Feline infectious peritonitis (FIP) is a is viral disease that occurs worldwide in wild and domestic cats. Similar to COVID-19, FIP is caused by a type of virus called a coronavirus, which tends to attack the cells of the intestinal wall.


FIP manifests in a “wet” form and a “dry” form. Signs of both forms include fever that doesn’t respond to antibiotics, anorexia, weight loss and lethargy. In addition, the wet form of FIP is characterized by accumulation of fluid in the abdominal cavity, the chest cavity, or both. Cats with fluid in the chest exhibit labored breathing. Cats with fluid in the abdomen show progressive, non-painful abdominal distension. In the dry form of FIP, small accumulations of inflammatory cells, or granulomas, form in various organs, and clinical signs depend on which organ is affected. If the kidneys are affected, excessive thirst and urination, vomiting and weight loss are seen; if the liver, jaundice. The eyes and the neurologic system are frequently affected, as well.

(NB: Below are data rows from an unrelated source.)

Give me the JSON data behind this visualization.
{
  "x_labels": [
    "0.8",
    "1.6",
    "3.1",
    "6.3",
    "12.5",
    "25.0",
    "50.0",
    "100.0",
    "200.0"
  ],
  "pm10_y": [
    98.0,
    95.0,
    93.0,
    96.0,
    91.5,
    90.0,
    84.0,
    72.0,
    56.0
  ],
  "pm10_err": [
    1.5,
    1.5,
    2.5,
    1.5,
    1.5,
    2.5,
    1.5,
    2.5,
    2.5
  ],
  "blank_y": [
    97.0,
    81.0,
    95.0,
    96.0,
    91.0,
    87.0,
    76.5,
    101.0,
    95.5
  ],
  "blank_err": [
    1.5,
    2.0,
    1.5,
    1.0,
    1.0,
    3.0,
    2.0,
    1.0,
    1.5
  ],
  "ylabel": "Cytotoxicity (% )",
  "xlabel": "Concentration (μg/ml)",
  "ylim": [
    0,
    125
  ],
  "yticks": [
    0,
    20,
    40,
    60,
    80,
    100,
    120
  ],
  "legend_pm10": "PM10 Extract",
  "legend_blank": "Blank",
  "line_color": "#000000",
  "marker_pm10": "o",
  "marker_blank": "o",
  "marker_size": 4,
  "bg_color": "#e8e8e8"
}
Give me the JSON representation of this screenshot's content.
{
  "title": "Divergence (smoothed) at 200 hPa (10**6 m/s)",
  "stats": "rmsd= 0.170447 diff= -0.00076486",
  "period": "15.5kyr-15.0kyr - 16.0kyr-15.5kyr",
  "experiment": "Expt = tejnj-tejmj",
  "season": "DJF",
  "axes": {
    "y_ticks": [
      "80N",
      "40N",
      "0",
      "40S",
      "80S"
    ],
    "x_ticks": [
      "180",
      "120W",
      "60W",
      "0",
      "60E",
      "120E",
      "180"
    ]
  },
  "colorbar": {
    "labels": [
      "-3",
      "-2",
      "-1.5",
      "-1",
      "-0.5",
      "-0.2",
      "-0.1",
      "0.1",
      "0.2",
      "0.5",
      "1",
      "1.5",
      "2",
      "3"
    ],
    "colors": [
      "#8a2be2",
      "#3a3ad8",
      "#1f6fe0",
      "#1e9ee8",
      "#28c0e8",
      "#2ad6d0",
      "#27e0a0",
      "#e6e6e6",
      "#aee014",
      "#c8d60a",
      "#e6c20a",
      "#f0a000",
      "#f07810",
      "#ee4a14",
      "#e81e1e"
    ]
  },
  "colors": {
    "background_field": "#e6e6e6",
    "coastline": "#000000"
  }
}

While previously thought to be a death sentence, over the past 24 months, thousands of cats have reportedly been cured of FIP by a drug called GS-441524 by Gilead (not approved by the FDA but sold on the black-market in China).


Remarkably, GS-441524 is almost identical to a much buzzed-about human drug: Remdesivir, the antiviral currently used in treating COVID-19, also by Gilead. You know, the one President Trump and others have used successfully.

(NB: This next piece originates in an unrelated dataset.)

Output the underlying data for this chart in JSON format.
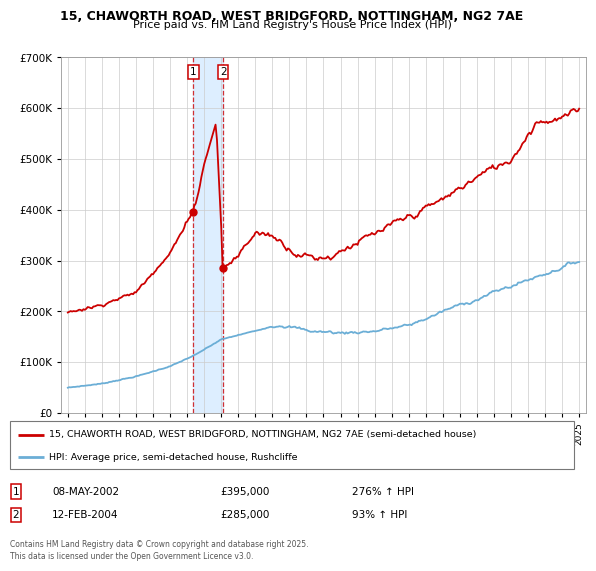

Some background: Remdesivir works by interfering with the cellular machinery that allows viruses to replicate inside a human host. It is a pro-drug, meaning it must be metabolized and undergo a sequence of five bioactivation steps before it becomes GS-441524 triphosphate, the active compound that impedes viral replication.


Gilead’s OTHER antiviral nucleoside analogue is GS-441524, which as its name suggests also converts into GS-441524 triphosphate, but in just in three steps. GS-441524 is easier to synthesize than Remdesivir, requiring three steps instead of the seven needed for Remdesivir.


Researchers initially thought that Remdesivir would be activated more quickly than GS-441524 in human cells infected with the SARS and MERS coronaviruses. Yet data from primary human airway epithelial cells — one of the most clinically relevant cell-based models of the human lung — showed no statistically significant difference in potency between the two compounds. These data align with previous reports on the similar effectiveness of Remdesivir and GS-441524 in coronavirus-infected cat cells. When GS-441524 was used to treat cats with feline infectious peritonitis, a progressive and usually fatal disease caused by a coronavirus, it displayed remarkable safety and therapeutic efficacy, with 96% of cats recovering after treatment.


Should Gilead have ditched Remdesivir and focused on its simpler and safer ancestor GS-441524? Speculation suggests that the fact that Remdesivir can be patented, and therefore monitored longer may have influenced the decision.


Another interesting thing to note is that when COVID-19 FIRST exploded across the world, GS-441524 was no longer available on the Chinese black-market. Is it possible they knew something we didn’t?